At the same time, it is important to recognise that the rise of babywearing in Western societies today is not solely about claiming the traditions of others but often about reclaiming lost traditions. Many European and Western cultures once had rich carrying practices that were forcibly suppressed or forgotten through modernization and colonization. As Western families embrace babywearing again, they often do so through the models and techniques that have survived in other cultures — a powerful testament to the resilience and wisdom of these practices. This process of reclaiming can be done in a way that honors and uplifts source communities, rather than erasing or exploiting them.
A Native American woman, dressed in beautifully beaded regalia with fringe and feathered headdress, stands proudly holding a baby in a traditional cradleboard. The cradleboard, decorated with floral beadwork on its tall curved backboard, supports the infant snugly in a swaddled position, offering both safety and comfort. Behind them, the blurred outline of a tipi hints at the community setting. The image reflects the deep cultural significance of cradleboard use, where artistry, practicality, and tradition come together in caring for the youngest members of the family.
Ethical babywearing today means making informed, compassionate choices. It means supporting brands that collaborate with Indigenous artisans and traditional weavers, learning the stories and meanings behind the carriers we use, and uplifting the voices and leadership of people from source cultures in babywearing education spaces.

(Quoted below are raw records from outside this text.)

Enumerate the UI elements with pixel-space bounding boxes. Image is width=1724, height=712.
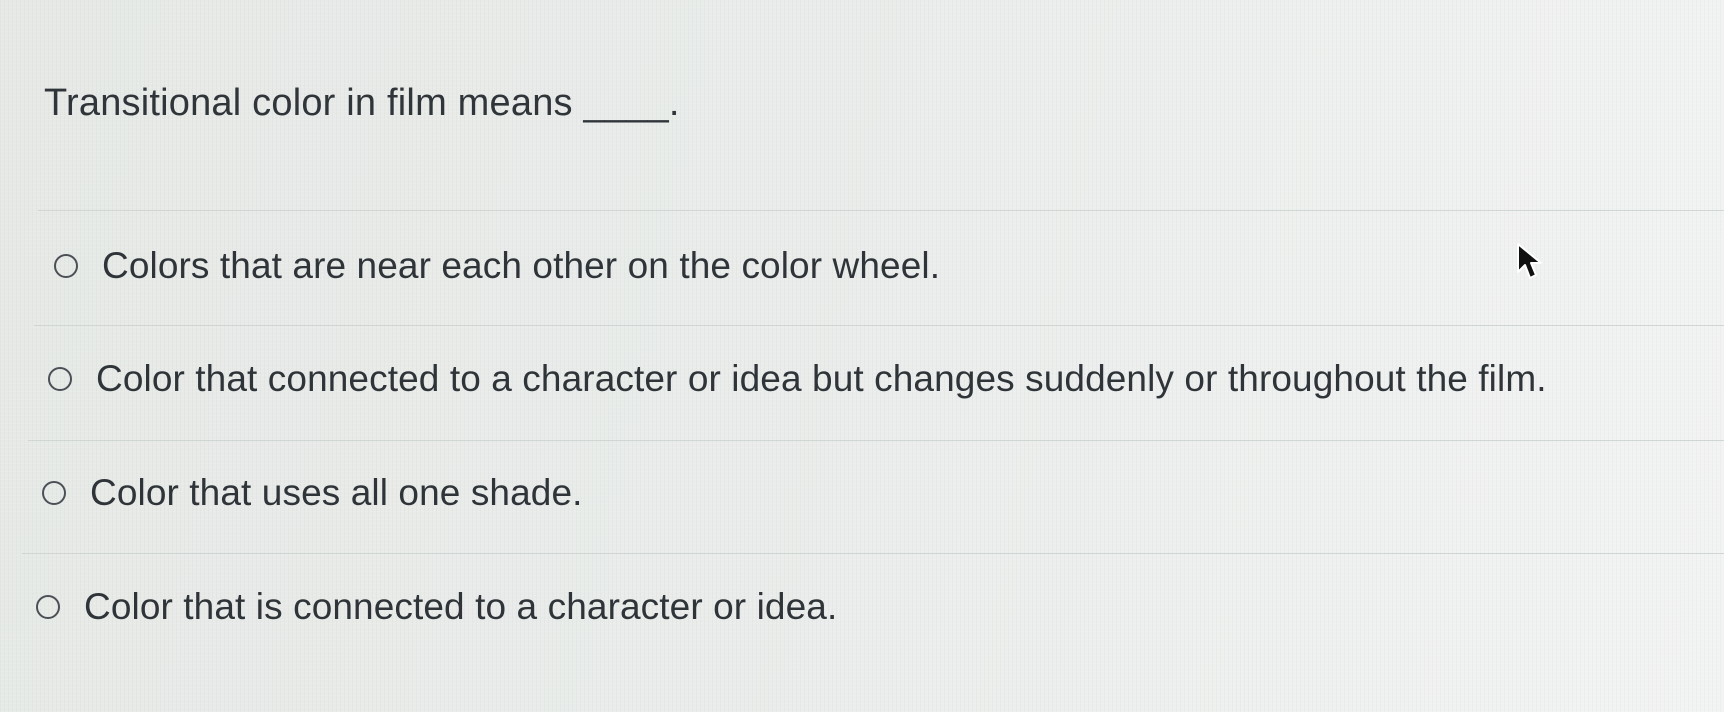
radio-button-unselected-icon[interactable] xyxy=(54,254,78,278)
quiz-question-panel: Transitional color in film means ____. C… xyxy=(0,0,1724,712)
answer-option-1[interactable]: Colors that are near each other on the c… xyxy=(54,245,940,287)
answer-option-label: Color that is connected to a character o… xyxy=(84,586,838,627)
radio-button-unselected-icon[interactable] xyxy=(48,367,72,391)
answer-option-3[interactable]: Color that uses all one shade. xyxy=(42,472,583,514)
answer-option-label: Color that uses all one shade. xyxy=(90,472,583,513)
answer-option-4[interactable]: Color that is connected to a character o… xyxy=(36,586,837,628)
question-text: Transitional color in film means ____. xyxy=(44,82,680,124)
radio-button-unselected-icon[interactable] xyxy=(36,595,60,619)
answer-option-label: Colors that are near each other on the c… xyxy=(102,245,941,286)
divider xyxy=(38,210,1724,211)
divider xyxy=(28,440,1724,441)
radio-button-unselected-icon[interactable] xyxy=(42,481,66,505)
divider xyxy=(22,553,1724,554)
mouse-pointer-icon xyxy=(1517,243,1542,279)
answer-option-2[interactable]: Color that connected to a character or i… xyxy=(48,358,1547,400)
answer-option-label: Color that connected to a character or i… xyxy=(96,358,1547,399)
divider xyxy=(34,325,1724,326)
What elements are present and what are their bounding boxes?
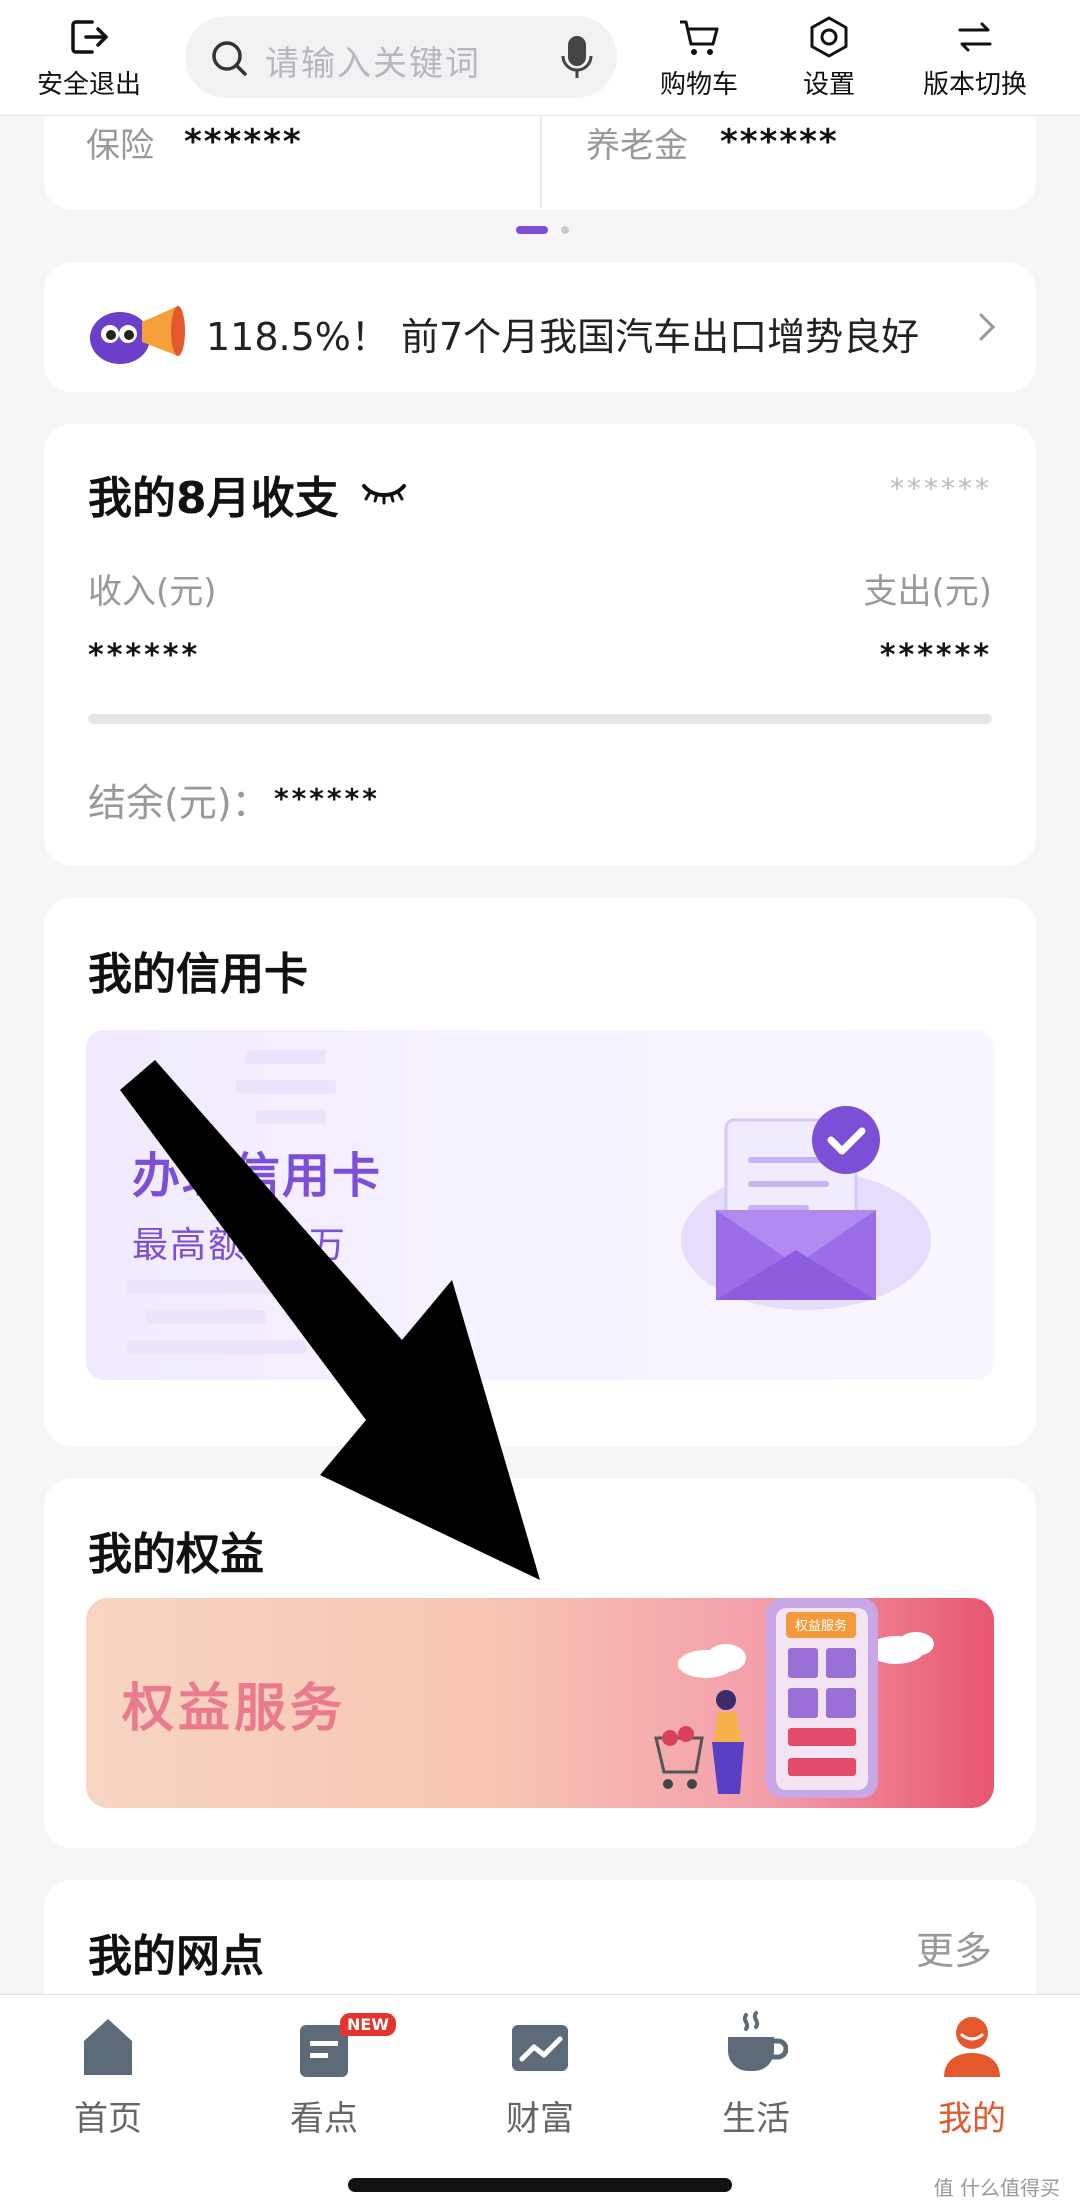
home-indicator: [348, 2178, 732, 2192]
branch-title: 我的网点: [88, 1931, 264, 1982]
insurance-label: 保险: [86, 126, 154, 166]
nav-wealth-label: 财富: [506, 2099, 574, 2139]
pension-value: ******: [720, 122, 839, 162]
news-headline: 118.5%！ 前7个月我国汽车出口增势良好: [206, 315, 920, 359]
logout-icon: [71, 20, 108, 54]
coffee-cup-icon: [728, 2011, 788, 2071]
indicator-dot: [561, 226, 570, 234]
trend-chart-icon: [512, 2025, 568, 2071]
branch-more-link[interactable]: 更多: [916, 1920, 992, 1975]
nav-home[interactable]: 首页: [28, 2011, 188, 2140]
balance-value: ******: [274, 782, 380, 815]
assets-summary-row: 保险 ****** 养老金 ******: [44, 116, 1036, 210]
search-placeholder: 请输入关键词: [265, 44, 481, 84]
news-banner[interactable]: 118.5%！ 前7个月我国汽车出口增势良好: [44, 262, 1036, 392]
credit-card-title: 我的信用卡: [88, 949, 308, 1000]
nav-life-label: 生活: [722, 2099, 790, 2139]
indicator-active: [516, 226, 548, 234]
shop-sign-text: 权益服务: [795, 1618, 847, 1634]
income-card-title: 我的8月收支: [88, 473, 339, 524]
annotation-arrow: [120, 1060, 540, 1580]
version-switch-button[interactable]: 版本切换: [900, 14, 1050, 101]
nav-life[interactable]: 生活: [676, 2011, 836, 2140]
divider: [540, 116, 542, 208]
megaphone-mascot-icon: [90, 306, 185, 364]
carousel-indicator: [516, 226, 570, 245]
settings-button[interactable]: 设置: [754, 14, 904, 101]
nav-highlights-label: 看点: [290, 2099, 358, 2139]
logout-button[interactable]: 安全退出: [14, 14, 164, 101]
gear-icon: [810, 16, 848, 58]
nav-mine-label: 我的: [938, 2099, 1006, 2139]
shopping-cart-icon: [680, 20, 719, 55]
nav-mine[interactable]: 我的: [892, 2011, 1052, 2140]
income-label: 收入(元): [88, 572, 217, 612]
settings-label: 设置: [802, 70, 855, 100]
top-bar: 安全退出 请输入关键词 购物车 设置 版本切换: [0, 0, 1080, 116]
pension-label: 养老金: [586, 126, 688, 166]
income-value: ******: [88, 638, 201, 673]
expense-value: ******: [879, 638, 992, 673]
nav-highlights[interactable]: NEW 看点: [244, 2011, 404, 2140]
shopping-illustration: 权益服务: [654, 1598, 934, 1798]
home-icon: [84, 2019, 132, 2075]
rights-service-banner[interactable]: 权益服务 权益服务: [86, 1598, 994, 1808]
balance-label: 结余(元)：: [88, 781, 270, 825]
microphone-icon[interactable]: [561, 34, 593, 80]
new-badge: NEW: [340, 2013, 396, 2036]
income-expense-bar: [88, 714, 992, 724]
search-icon: [212, 41, 247, 76]
total-masked: ******: [890, 472, 992, 505]
chevron-right-icon: [979, 313, 996, 341]
cart-label: 购物车: [659, 70, 738, 100]
monthly-income-expense-card[interactable]: 我的8月收支 ****** 收入(元) 支出(元) ****** ****** …: [44, 424, 1036, 866]
version-switch-label: 版本切换: [922, 70, 1027, 100]
search-bar[interactable]: 请输入关键词: [185, 16, 617, 98]
watermark: 值 什么值得买: [933, 2176, 1060, 2200]
envelope-check-icon: [681, 1106, 931, 1310]
eye-closed-icon[interactable]: [360, 480, 408, 506]
switch-icon: [958, 22, 992, 52]
logout-label: 安全退出: [36, 70, 141, 100]
nav-home-label: 首页: [74, 2099, 142, 2139]
cart-button[interactable]: 购物车: [624, 14, 774, 101]
nav-wealth[interactable]: 财富: [460, 2011, 620, 2140]
insurance-value: ******: [184, 122, 303, 162]
expense-label: 支出(元): [863, 572, 992, 612]
user-profile-icon: [944, 2017, 1000, 2077]
rights-banner-title: 权益服务: [122, 1679, 347, 1739]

A Chinese mother stands for a studio portrait, her baby carried high on her back in a traditional bei bei style carrier. The fabric is drawn snugly across the child’s body, securing them with their head just above her shoulder so they can see the world around them. She wears a long, loose-fitting tunic over wide trousers, her hair gathered back from her face. The plain backdrop keeps the focus on the mother and child, reflecting the continuity of this centuries-old practice across China’s towns and countryside.
Approaching babywearing with humility and curiosity allows us to nurture our children not just in physical closeness but also in values of respect and justice. When we carry our babies with full awareness of these deeper histories, we transform a personal act into a collective one — a quiet but powerful contribution to healing and cultural survival.
We show our children, from their earliest days, what it means to be in relationship: to each other, to the stories that came before us, and to the world we all share.
A note of gratitude and respect
We respectfully acknowledge and honor the individuals and communities depicted in historical images throughout this series. Many of these photographs were taken in times and contexts where informed consent as we understand it today was not sought or given, and some may have been created through coercion or exploitation.
We share these images with the deepest gratitude, not to romanticize or objectify, but to recognize and celebrate the strength, resilience, and wisdom of these cultural practices. We hold these ancestors and knowledge holders in our hearts and aim to represent their traditions with integrity, humility, and care.
We commit to continuing to learn, listen, and uplift the voices of contemporary community members and descendants, and we welcome guidance on the respectful sharing of these images.